Oil prices fell sharply on Friday to hit an 8-month low as concerns about a potential recession continue to weigh on investors amid monetary tightening measures undertaken by central banks globally to rein in inflation as well as a strong dollar.
Brent, the benchmark for two thirds of the world's oil, slid 4.76 per cent to settle at $86.15. West Texas Intermediate, the gauge that tracks US crude, dropped 5.69 per cent to close at $78.74 a barrel. This is the first time since January that WTI has fallen below $80 per barrel.
Both Brent and WTI recorded a fourth straight week of declines — the first time it has happened since December 2021.

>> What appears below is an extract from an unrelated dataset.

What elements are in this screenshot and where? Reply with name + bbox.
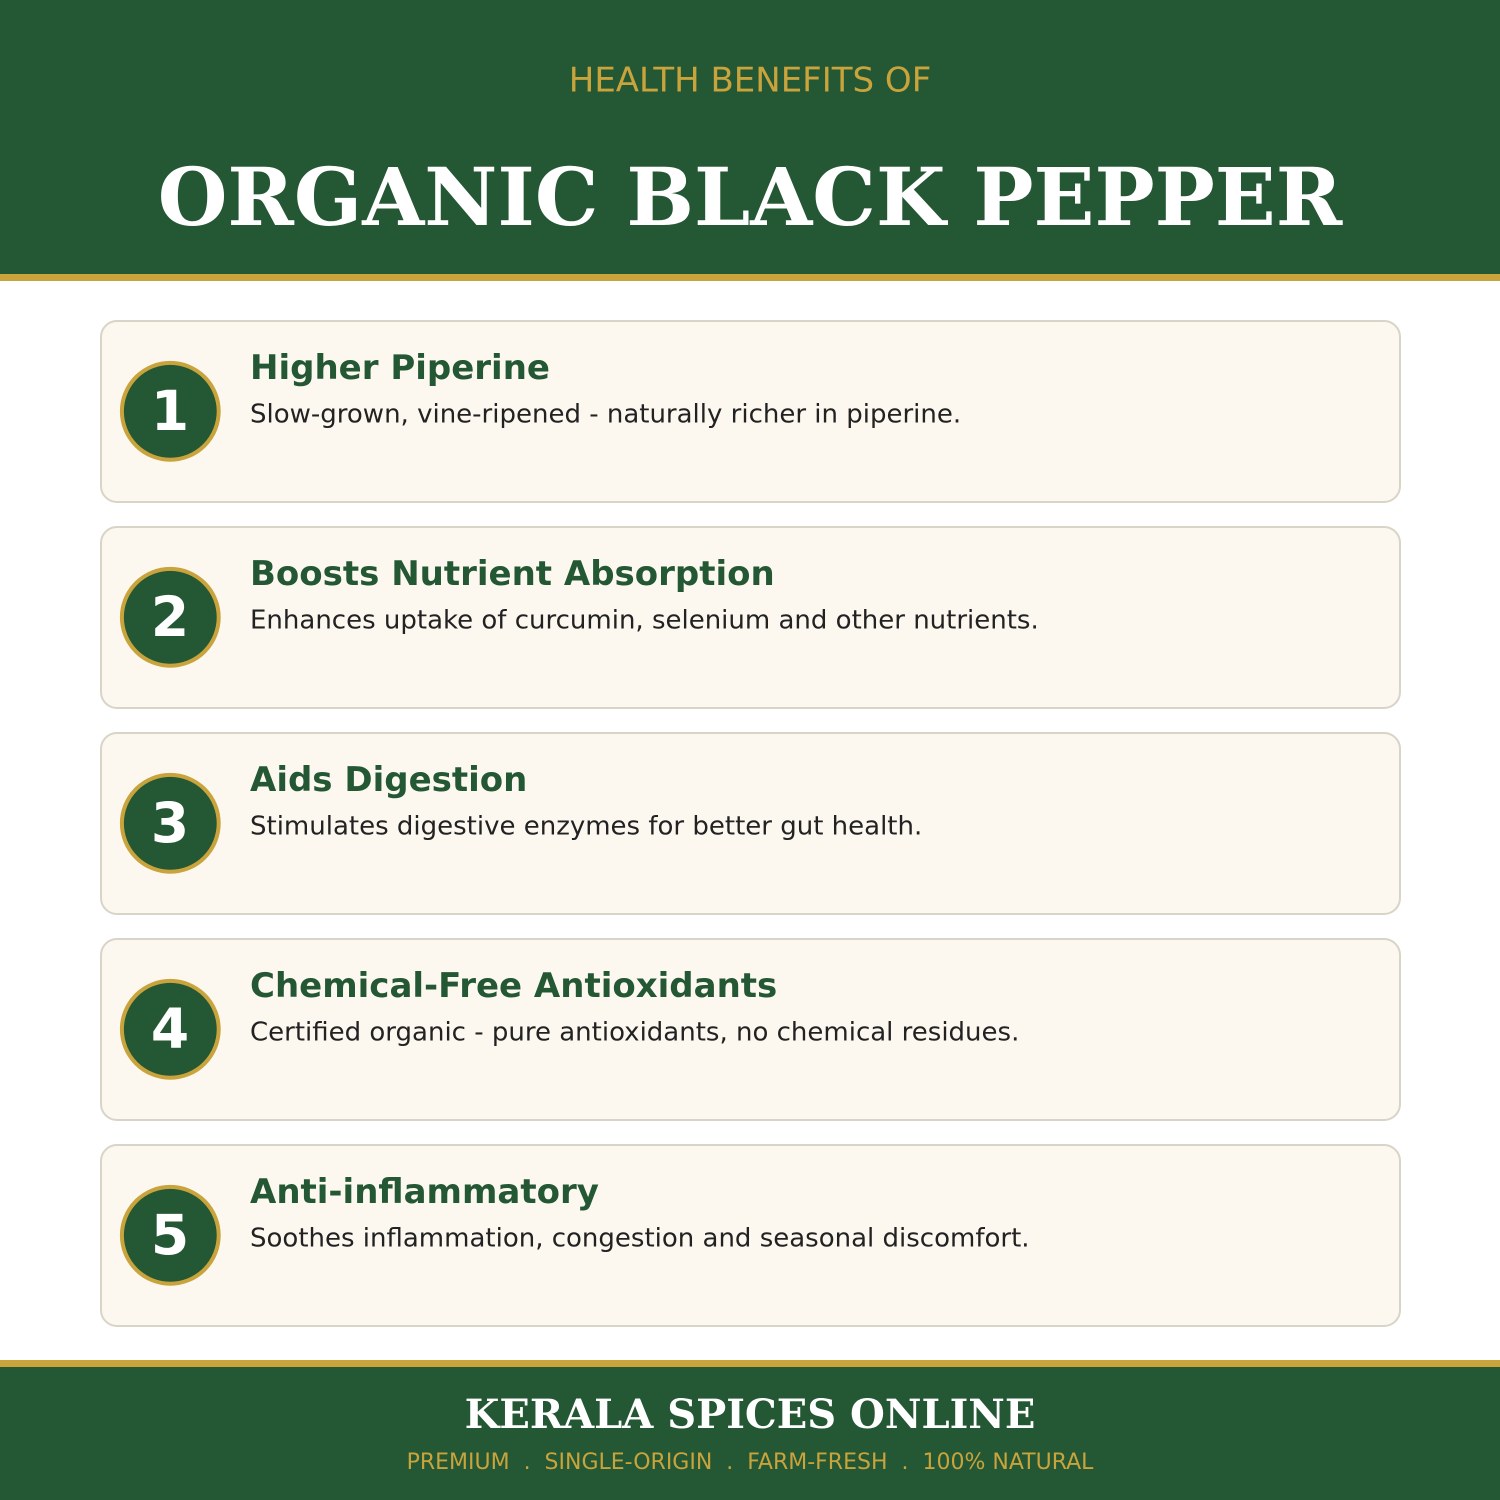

"The threat of a global recession continues to weigh on oil prices, with widespread monetary tightening over the last couple of days fuelling fears of a significant hit to growth," said Craig Erlam, senior market analyst at Oanda.
"Central banks now appear to accept that a recession is the price to pay for getting a grip on inflation, which could weigh on demand next year."
On Wednesday, the US Federal Reserve raised its key interest rate by 75 basis points, its third consecutive three-quarters-of-a-percentage-point increase, to slash surging inflation and restore price stability.
The move came after consumer prices rose by 8.3 per cent in August, exceeding economists' expectations of 8.1 per cent and above the Fed’s 2 per cent target.
The US central bank signalled further rate increases were possible, stating that it “anticipates that ongoing increases in the target range will be appropriate”.
Meanwhile, the Bank of England also raised its base interest rate by 0.5 percentage points to 2.25 per cent on Thursday, vowing to “respond forcefully, as necessary” to soaring inflation.
The shift marks the seventh increase in a row and pushes the base rate to the highest level since the financial crisis in 2008.
The UK's central bank said it now expects a 0.1 per cent fall in gross domestic product over the current quarter, indicating that the economy is already in a recession.
The global economy is expected to slow down this year because of higher inflation, the continuing conflict in Ukraine, and Covid-19 pandemic-related restrictions in China.
In July, the International Monetary Fund lowered its growth forecast for the global economy to 3.2 per cent this year, from its previous projection of 3.6 per cent in April.
The World Bank has also slashed its 2022 growth forecast for the global economy, for the second time this year, to 2.9 per cent, from 3.2 per cent, while the Institute of International Finance lowered its estimate to 2.3 per cent.
Last week, the International Energy Agency also cut its estimates for 2022 global oil demand growth during China lockdowns and a continuing slowdown in the Organisation for Economic Co-operation and Development area.
The Paris-based agency estimated global oil demand growth at two million barrels per day, marginally down from its 2.1 million bpd projection in August.
But the oil market remains tight amid supply constraints, with Russian President Vladmir Putin's move of calling up its army reserves in a “partial mobilisation” earlier this week also rattling the market.
The 23-member alliance of Opec+ producers agreed earlier this month to cut their October output by 100,000 bpd to support prices.
The group convenes again on October 5 to review and decide future output levels, but it could hold an emergency meeting if market dynamics changed, requiring it to intervene.
"The market still remains tight and Opec+ is perfectly willing to restrict supply further even as it fails to deliver on quotas it has set itself so far. What's more, a nuclear deal between the US and Iran looks no closer and Russia's mobilisation could pose a risk to its supply," Mr Erlam said.